The technical features of the above-described embodiments may be arbitrarily combined, and all possible combinations of the technical features in the above-described embodiments are not described for brevity of description, however, as long as there is no contradiction between the combinations of the technical features, they should be considered as the scope of the description.

The above examples illustrate only a few embodiments of the application, which are described in detail and are not to be construed as limiting the scope of the claims. It should be noted that it will be apparent to those skilled in the art that several variations and modifications can be made without departing from the spirit of the application, which are all within the scope of the application. Accordingly, the scope of protection of the present application is to be determined by the appended claims.

Claims

1. The method for detecting copy number variation of true and false genes is characterized by comprising the following steps:

2. The method for detecting copy number variation of true and false genes according to claim 1, wherein the first correction factor is calculated according to the following formula:

R_eig＝(C_ei1+C_ei2)/C_ig，

wherein e refers to a gene region;

The i refers to each sample in the sample set;

R _eig is a first correction factor;

The C _ei1 refers to the average coverage depth of the true gene;

The C _ei2 refers to the average coverage depth of the pseudogene;

3. The method for detecting copy number variation of true and false genes according to claim 2, wherein the total copy number of the true genes and the false genes in each region of each sample to be detected is obtained by multiplying the scale factor of each sample to be detected in each region by 4.

4. The method for detecting copy number variation of a true or false gene according to any one of claims 1 to 3, wherein a mutation in a true gene is judged to exist at the target differential site when the base-intended copy number of the true gene is smaller than a predetermined threshold.

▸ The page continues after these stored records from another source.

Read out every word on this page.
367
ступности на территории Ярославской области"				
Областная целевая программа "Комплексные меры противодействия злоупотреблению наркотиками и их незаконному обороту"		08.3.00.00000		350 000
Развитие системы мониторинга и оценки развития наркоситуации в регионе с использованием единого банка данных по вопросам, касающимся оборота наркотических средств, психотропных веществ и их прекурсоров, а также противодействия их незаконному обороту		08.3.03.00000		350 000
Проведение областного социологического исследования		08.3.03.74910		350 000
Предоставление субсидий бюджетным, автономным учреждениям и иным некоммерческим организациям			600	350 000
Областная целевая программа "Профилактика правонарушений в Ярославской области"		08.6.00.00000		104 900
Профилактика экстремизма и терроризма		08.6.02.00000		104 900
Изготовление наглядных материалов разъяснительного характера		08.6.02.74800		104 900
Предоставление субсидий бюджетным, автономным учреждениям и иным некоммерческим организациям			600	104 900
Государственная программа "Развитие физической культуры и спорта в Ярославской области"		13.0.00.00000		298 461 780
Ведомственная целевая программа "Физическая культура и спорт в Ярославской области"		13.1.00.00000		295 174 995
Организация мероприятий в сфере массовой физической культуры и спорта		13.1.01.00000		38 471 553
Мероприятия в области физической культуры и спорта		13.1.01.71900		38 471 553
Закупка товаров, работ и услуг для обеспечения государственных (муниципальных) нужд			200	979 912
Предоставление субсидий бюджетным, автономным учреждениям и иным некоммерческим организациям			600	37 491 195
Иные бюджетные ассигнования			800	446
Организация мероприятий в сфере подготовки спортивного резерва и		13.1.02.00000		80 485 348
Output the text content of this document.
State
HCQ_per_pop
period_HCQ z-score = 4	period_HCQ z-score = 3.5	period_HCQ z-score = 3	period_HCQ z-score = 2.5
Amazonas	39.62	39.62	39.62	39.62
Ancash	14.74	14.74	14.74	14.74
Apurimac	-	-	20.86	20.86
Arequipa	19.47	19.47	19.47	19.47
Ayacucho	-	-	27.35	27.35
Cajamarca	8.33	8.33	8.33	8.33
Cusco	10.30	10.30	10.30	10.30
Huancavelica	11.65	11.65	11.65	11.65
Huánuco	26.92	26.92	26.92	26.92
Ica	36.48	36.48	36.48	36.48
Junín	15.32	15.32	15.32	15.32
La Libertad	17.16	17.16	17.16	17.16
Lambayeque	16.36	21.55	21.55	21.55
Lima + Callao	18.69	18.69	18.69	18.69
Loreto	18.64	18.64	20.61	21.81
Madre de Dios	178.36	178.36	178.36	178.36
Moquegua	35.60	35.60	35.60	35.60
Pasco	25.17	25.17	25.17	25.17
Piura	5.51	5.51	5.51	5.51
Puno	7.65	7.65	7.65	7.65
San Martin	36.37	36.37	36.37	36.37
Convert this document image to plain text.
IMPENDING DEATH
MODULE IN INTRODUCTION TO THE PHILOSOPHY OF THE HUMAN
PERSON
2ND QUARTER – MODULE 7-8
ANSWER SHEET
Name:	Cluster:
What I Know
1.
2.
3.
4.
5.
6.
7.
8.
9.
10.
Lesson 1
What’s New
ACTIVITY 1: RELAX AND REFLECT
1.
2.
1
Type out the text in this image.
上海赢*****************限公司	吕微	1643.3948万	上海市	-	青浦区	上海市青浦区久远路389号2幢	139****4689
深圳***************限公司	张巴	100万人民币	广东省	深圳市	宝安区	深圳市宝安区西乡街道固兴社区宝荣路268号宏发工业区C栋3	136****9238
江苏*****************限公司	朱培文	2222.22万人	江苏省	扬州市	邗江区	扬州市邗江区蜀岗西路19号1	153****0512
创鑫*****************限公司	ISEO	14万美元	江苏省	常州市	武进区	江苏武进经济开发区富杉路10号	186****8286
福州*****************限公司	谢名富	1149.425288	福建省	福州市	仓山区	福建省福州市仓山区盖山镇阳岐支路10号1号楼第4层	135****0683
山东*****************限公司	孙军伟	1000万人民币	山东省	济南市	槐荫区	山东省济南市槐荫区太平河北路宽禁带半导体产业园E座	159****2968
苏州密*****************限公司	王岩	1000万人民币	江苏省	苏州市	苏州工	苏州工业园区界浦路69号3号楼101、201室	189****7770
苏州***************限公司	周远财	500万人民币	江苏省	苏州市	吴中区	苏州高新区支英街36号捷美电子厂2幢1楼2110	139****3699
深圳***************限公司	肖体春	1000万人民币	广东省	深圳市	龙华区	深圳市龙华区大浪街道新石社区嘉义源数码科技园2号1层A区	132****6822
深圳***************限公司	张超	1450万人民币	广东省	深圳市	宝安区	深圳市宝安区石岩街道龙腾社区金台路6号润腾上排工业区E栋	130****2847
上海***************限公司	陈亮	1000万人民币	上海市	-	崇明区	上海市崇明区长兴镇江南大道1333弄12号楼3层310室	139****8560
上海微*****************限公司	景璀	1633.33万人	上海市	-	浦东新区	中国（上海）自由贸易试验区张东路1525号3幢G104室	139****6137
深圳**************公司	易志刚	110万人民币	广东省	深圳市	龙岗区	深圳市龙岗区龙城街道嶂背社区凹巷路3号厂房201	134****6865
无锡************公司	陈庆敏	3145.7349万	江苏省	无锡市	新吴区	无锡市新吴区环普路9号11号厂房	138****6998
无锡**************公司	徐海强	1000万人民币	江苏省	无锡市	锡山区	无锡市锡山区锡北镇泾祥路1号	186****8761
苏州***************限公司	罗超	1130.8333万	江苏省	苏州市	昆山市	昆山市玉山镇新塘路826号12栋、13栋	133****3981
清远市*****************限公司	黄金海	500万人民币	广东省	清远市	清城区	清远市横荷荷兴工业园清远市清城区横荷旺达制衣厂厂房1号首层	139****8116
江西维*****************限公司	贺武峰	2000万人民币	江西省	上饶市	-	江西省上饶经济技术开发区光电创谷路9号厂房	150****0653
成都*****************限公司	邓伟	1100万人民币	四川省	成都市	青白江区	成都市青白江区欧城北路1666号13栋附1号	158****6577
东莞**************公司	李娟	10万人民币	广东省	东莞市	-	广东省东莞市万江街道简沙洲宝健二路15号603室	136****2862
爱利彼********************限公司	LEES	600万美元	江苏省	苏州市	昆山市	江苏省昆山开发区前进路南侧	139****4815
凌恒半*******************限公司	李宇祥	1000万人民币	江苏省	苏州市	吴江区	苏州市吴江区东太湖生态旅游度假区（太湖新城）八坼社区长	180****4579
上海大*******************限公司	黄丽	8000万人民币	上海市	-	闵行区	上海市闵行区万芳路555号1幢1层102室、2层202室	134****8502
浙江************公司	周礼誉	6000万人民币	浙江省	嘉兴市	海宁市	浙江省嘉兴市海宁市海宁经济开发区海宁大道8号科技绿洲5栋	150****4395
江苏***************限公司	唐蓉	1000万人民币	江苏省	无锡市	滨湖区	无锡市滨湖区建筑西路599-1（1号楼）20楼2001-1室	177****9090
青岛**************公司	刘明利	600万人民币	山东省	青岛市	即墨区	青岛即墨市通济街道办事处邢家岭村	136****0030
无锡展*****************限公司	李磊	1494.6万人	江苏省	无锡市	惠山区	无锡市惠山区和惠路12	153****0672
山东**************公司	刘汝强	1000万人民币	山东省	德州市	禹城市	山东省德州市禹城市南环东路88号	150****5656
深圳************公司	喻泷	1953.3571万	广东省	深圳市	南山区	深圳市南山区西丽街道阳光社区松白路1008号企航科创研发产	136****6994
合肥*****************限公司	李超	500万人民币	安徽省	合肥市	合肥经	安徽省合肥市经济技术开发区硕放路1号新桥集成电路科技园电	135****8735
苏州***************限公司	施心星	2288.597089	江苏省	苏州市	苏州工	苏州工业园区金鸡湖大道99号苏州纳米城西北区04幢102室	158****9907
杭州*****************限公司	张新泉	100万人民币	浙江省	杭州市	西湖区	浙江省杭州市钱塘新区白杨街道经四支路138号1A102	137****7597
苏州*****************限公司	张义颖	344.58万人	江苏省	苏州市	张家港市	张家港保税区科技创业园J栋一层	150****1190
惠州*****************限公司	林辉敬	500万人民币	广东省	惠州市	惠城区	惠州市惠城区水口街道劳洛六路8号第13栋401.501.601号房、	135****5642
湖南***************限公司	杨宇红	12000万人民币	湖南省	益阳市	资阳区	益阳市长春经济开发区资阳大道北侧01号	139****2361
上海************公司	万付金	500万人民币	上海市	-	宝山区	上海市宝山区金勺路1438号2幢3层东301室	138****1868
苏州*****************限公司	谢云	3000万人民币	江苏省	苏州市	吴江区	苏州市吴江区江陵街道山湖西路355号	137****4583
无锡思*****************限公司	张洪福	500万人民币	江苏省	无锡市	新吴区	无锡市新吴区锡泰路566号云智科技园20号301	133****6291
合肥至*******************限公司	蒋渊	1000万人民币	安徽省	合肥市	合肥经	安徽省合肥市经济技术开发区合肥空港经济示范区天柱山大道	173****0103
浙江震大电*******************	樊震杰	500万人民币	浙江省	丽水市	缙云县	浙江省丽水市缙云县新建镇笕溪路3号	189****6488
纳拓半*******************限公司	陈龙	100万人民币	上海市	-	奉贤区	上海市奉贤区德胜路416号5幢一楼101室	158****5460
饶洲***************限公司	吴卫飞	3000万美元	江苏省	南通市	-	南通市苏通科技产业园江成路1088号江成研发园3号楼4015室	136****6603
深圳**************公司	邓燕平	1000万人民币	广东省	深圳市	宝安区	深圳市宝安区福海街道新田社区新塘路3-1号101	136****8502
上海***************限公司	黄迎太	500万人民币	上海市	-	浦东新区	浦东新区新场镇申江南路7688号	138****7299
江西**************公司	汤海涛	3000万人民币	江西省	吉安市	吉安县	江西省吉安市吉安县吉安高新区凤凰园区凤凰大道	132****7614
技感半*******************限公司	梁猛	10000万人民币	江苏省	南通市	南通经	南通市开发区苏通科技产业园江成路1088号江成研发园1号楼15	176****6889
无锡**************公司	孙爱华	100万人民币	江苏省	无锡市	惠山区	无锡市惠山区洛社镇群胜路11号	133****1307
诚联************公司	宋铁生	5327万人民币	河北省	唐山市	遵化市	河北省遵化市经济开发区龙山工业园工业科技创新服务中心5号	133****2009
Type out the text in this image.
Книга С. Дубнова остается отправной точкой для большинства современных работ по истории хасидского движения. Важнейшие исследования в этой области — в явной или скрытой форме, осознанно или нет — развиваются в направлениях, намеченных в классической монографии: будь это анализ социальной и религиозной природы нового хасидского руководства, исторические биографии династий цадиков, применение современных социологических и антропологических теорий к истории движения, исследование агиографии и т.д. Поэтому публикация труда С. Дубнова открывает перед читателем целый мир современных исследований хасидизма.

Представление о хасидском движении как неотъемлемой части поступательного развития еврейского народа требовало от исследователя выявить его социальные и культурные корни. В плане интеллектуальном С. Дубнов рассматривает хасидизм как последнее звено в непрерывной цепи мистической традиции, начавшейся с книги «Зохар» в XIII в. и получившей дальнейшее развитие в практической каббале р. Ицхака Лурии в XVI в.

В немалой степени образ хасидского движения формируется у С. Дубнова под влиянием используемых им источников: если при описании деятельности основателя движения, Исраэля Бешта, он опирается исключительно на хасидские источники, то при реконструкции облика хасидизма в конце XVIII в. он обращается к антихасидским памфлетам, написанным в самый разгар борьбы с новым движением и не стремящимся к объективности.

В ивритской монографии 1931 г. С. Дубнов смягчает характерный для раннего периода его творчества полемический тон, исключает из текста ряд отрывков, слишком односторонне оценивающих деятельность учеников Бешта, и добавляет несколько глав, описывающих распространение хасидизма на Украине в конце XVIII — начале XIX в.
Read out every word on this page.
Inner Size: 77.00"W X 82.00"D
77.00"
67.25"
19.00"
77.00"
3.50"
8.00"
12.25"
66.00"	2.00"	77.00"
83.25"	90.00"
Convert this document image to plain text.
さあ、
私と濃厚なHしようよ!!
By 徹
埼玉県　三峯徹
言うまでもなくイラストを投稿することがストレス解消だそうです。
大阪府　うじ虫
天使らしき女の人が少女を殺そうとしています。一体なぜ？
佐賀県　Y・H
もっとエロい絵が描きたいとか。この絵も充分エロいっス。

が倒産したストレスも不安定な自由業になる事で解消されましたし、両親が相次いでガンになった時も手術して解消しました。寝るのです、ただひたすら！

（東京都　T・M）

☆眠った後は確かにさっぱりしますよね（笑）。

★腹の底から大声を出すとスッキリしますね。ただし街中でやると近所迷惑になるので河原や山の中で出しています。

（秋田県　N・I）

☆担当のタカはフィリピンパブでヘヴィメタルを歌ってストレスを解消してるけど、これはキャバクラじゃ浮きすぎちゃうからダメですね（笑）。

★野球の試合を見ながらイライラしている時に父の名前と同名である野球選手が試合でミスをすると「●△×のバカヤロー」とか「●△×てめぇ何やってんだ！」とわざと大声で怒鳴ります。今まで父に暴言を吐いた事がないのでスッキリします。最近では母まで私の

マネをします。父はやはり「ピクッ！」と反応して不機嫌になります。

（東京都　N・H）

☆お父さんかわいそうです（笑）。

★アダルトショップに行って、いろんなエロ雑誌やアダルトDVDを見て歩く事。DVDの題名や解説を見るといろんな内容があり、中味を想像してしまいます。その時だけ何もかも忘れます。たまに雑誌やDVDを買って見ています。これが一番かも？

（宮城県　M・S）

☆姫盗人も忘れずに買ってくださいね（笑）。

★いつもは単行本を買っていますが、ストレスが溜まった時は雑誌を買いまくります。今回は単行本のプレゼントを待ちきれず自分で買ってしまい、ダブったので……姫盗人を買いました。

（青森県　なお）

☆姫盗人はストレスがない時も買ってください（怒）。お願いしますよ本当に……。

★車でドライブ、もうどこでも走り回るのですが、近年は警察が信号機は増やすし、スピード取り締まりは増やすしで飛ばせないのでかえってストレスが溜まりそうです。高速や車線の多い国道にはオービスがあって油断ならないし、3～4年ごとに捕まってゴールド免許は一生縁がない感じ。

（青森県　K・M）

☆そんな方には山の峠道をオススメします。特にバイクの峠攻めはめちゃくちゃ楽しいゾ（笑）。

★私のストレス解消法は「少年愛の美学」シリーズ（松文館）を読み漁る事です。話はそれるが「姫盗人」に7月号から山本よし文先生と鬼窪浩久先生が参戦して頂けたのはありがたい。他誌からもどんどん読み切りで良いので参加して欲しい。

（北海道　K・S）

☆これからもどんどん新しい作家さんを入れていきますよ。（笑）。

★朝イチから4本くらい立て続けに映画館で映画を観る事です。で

5. The method for detecting copy number variation of true and false genes according to any one of claims 1 to 3, wherein the true genes include CYP21A2 genes; and/or

6. The method for detecting copy number variation of true and false genes according to claim 5, wherein the number of the control samples is 20 or more; and/or

The number of the control genes is 1 or more.

7. An apparatus for detecting copy number variation of a true or false gene, comprising:

8. A computer device comprising a memory and a processor, the memory storing a computer program, characterized in that the processor implements the steps of the method of any one of claims 1-6 when the computer program is executed.

9. A computer readable storage medium storing a computer program, characterized in that the computer program when executed by a processor implements the steps of the method according to any one of claims 1 to 6.

10. A computer program product, characterized in that the computer program product comprises computer instructions stored in a computer-readable storage medium, which computer instructions are read from the computer-readable storage medium by a processor of a computer device, which computer instructions are executed by the processor such that the computer device performs the method for detecting copy number variations of true and false genes according to any one of claims 1 to 6.